Wilayah yang terbentang sepanjang Kabupaten Pesisir Barat dengan luas
mencapai 39.001 ha dengan 86,99% adalah kawasan hutan yang dikelola oleh 3
Resort yaitu Resort Pengelolaan Hutan I, Resort Pengelolaan Hutan II, dan Resort
Pengelolaan Hutan III. Salah satu bagian pengelolaan KPH yang terdapat
ekosistem hutan alam adalah Resort Pengelolaan Hutan III KPH I Pesisir Barat.
Resort Pengelolaan Hutan III KPH I Pesisir Barat mengelola Kawasan Hutan
Bengkunat seluas 16.387, 28 ha dengan fungsi hutan sebagai Hutan Produksi
Terbatas (HPT) dan Hutan Lindung.

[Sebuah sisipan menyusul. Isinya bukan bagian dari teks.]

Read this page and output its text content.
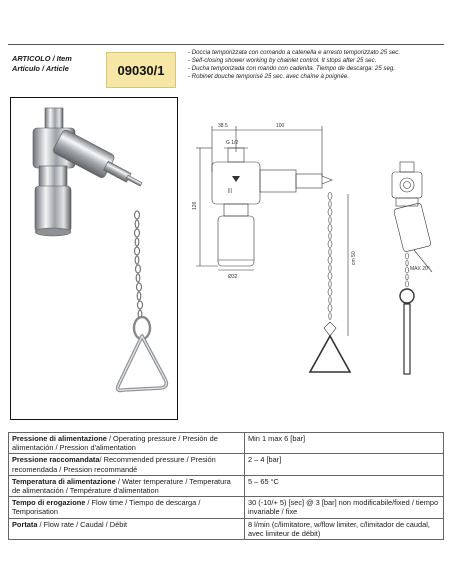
ARTICOLO / Item
Artículo / Article	09030/1
- Doccia temporizzata con comando a catenella e arresto temporizzato 25 sec.
- Self-closing shower working by chainlet control. It stops after 25 sec.
- Ducha temporizada con mando con cadenita. Tiempo de descarga: 25 seg.
- Robinet douche temporisé 25 sec. avec chaîne à poignée.
38.5	100
G 1/2
|||
Ø32
126
cm 50
MAX 20°
Pressione di alimentazione / Operating pressure / Presión de alimentación / Pression d'alimentation	Min 1 max 6 [bar]
Pressione raccomandata/ Recommended pressure / Presión recomendada / Pression recommandé	2 – 4 [bar]
Temperatura di alimentazione / Water temperature / Temperatura de alimentación / Température d'alimentation	5 – 65 °C
Tempo di erogazione / Flow time / Tiempo de descarga / Temporisation	30 (-10/+ 5) [sec] @ 3 [bar] non modificabile/fixed / tiempo invariable / fixe
Portata / Flow rate / Caudal / Débit	8 l/min (c/limitatore, w/flow limiter, c/limitador de caudal, avec limiteur de débit)
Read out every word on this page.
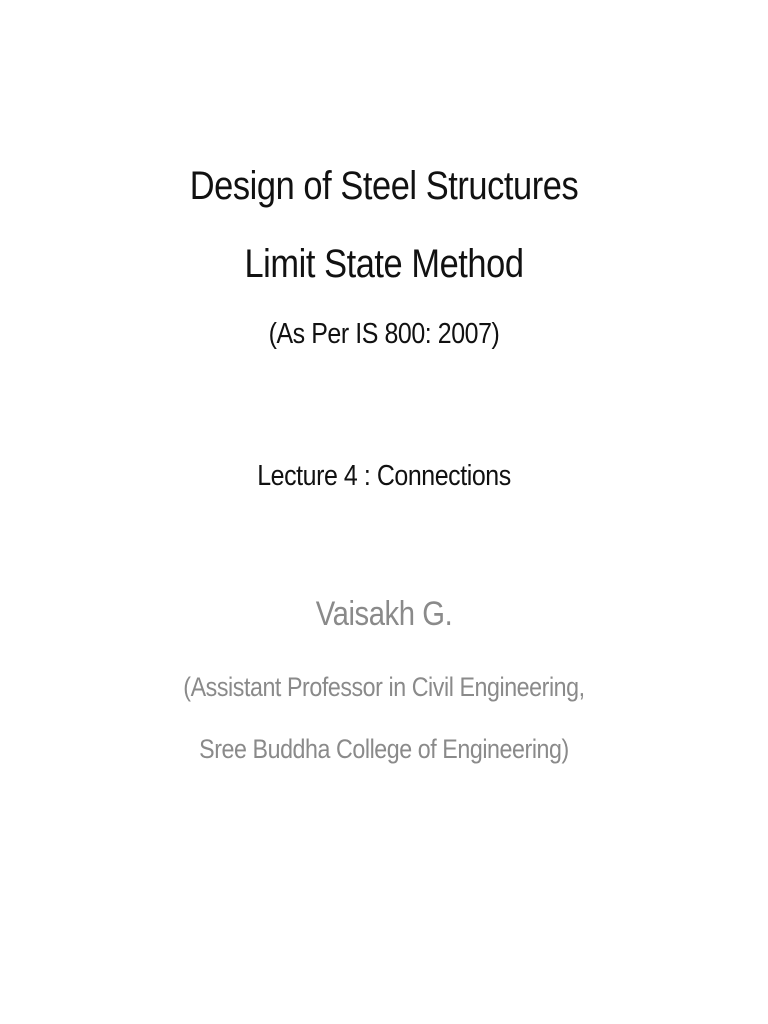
Design of Steel Structures
Limit State Method
(As Per IS 800: 2007)
Lecture 4 : Connections
Vaisakh G.
(Assistant Professor in Civil Engineering,
Sree Buddha College of Engineering)
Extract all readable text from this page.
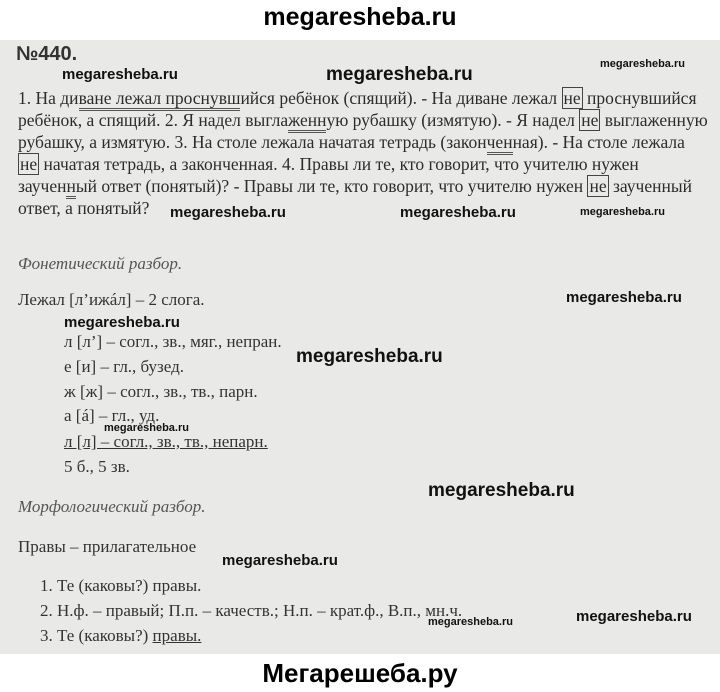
megaresheba.ru
№440.
megaresheba.ru	megaresheba.ru	megaresheba.ru
1. На диване лежал проснувшийся ребёнок (спящий). - На диване лежал не проснувшийся ребёнок, а спящий. 2. Я надел выглаженную рубашку (измятую). - Я надел не выглаженную рубашку, а измятую. 3. На столе лежала начатая тетрадь (законченная). - На столе лежала не начатая тетрадь, а законченная. 4. Правы ли те, кто говорит, что учителю нужен заученный ответ (понятый)? - Правы ли те, кто говорит, что учителю нужен не заученный ответ, а понятый?	megaresheba.ru	megaresheba.ru	megaresheba.ru
Фонетический разбор.
Лежал [л’ижáл] – 2 слога.	megaresheba.ru
megaresheba.ru
л [л’] – согл., зв., мяг., непран.
megaresheba.ru
е [и] – гл., бузед.
ж [ж] – согл., зв., тв., парн.
а [á] – гл., уд.
megaresheba.ru
л [л] – согл., зв., тв., непарн.
5 б., 5 зв.
megaresheba.ru
Морфологический разбор.
Правы – прилагательное
megaresheba.ru
1. Те (каковы?) правы.
2. Н.ф. – правый; П.п. – качеств.; Н.п. – крат.ф., В.п., мн.ч.	megaresheba.ru
megaresheba.ru
3. Те (каковы?) правы.
Мегарешеба.ру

KPH I Pesisir Barat memiliki beberapa tipe
pengelolaan lahan dan keanekaragaman hayati yang beragam (UPTD KPH 1
Pesisir Barat, 2018).
Keanekaragaman jenis merupakan ukuran jumlah dari semua spesies yang hidup
pada suatu lokasi/komunitas tertentu (Indrawan et al., 2012). Nilai
keanekaragaman jenis dapat menjadi suatu indikator untuk melihat kemampuan
suatu komunitas dalam berkorelasi dengan habitatnya (Kuswanda dan Barus,
2
2017). Keberadaan dan jumlah spesies satwa liar sangat dipengaruhi oleh faktor
lingkungan yang saling berkaitan, seperti penyebaran tumbuhan, suksesi, musim
dan variasi iklim (Alikodra, 2010; dalam Segan et al., 2016). Dengler et al.,
(2014), menyatakan bahwa keanekaragaman suatu habitat dapat menjadi indikator
kestabilan komunitas di dalamnya.
Keberadaan mamalia memiliki peran terhadap keseimbangan ekosistem hutan dan
sekitarnya. Sebagian besar mamalia, termasuk Artiodactyla memiliki fungsi
ekologis yaitu sebagai penyubur tanah dan pemencar biji tumbuhan (Suyanto dan
Ubaidillah, 2002). Subagyo et al. (2013), menyatakan bahwa sejumlah hewan
yang berpotensi menjadi mangsa harimau sumatera yaitu sebagian besar dari
Artiodoctyla. Jenis Felidae seperti harimau sumatera populasinya sangat
bergantung pada kelimpahan dan penyebaran satwa mangsa seperti herbivora
(Budhiana, 2009).
WWF Indonesia (2006), menyatakan bahwa selama kurang lebih tiga dasawarsa
terakhir ini telah berlangsung deforestasi, dalam kurun waktu ini telah terjadi
deforestasi seluas 4,1 juta hektar di seluruh Sumatera. Hilangnya habitat hutan
disebabkan oleh alih fungsi kawasan hutan (Dinata dan Sugardjito, 2008). Hal ini
mengakibatkan tutupan hutan alam yang ada di Pulau Sumatera terus mengalami
fragmentasi dan berkurang luasannya (Uryu et al., 2010; Nabela et al., 2017).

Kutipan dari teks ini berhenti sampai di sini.